On Saturday, July 23, 2016 21:33:29 Rufus Smith via Digitalmars-d-learn wrote:
> I am trying to write some general code that works on arbitrary
> types. I need to compare, obviously, as that is relatively basic
> thing on objects.

That's part of of why attribute inferrence works on templates. That way, the
template isn't constrained with regards to which attributes it uses. If it
can be nothrow or @nogc or whatnot, then the compiler will infer it as such,
and it can be used in code that requires those attributes, but if the
template can't have those attributes with a particular set of template
arguments, then they won't be inferred, and the template will still work,
whereas if the attributes had been put on the template, it wouldn't.

Templates are straight-up the solution for dealing with an arbitrary mix
of attributes.
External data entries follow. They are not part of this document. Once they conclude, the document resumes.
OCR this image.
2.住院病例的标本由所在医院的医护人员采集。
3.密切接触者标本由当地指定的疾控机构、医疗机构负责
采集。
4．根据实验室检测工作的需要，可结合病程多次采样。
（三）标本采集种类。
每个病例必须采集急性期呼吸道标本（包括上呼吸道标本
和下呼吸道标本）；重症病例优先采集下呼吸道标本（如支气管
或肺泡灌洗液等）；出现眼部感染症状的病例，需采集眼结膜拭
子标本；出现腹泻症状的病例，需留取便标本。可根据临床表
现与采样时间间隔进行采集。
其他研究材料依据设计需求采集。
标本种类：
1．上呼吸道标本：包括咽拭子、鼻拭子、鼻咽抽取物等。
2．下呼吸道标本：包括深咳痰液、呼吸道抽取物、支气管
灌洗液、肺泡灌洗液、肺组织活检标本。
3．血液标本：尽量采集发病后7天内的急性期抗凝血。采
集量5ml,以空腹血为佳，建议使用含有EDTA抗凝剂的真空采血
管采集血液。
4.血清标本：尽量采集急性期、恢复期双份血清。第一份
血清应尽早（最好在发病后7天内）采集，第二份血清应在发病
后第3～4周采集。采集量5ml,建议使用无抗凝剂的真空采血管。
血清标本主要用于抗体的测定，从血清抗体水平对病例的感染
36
Unfortunately, virtual functions are fundamentally
incompatible with templates, so even if the Object is fixed so that it
doesn't have opEquals, opCmp, toHash, and toString on it, the ones that are
declared on derived classes are still going to have to pick a set up
attributes and will restrict what further derived classed do. It's just that
the programmer will then have been able to choose those restrictions in
their base class rather than being forced by what druntime did with Object.
Classes and generic code really don't mix well and can't mix well when the
generic code needs to be part of the class instead of a free function.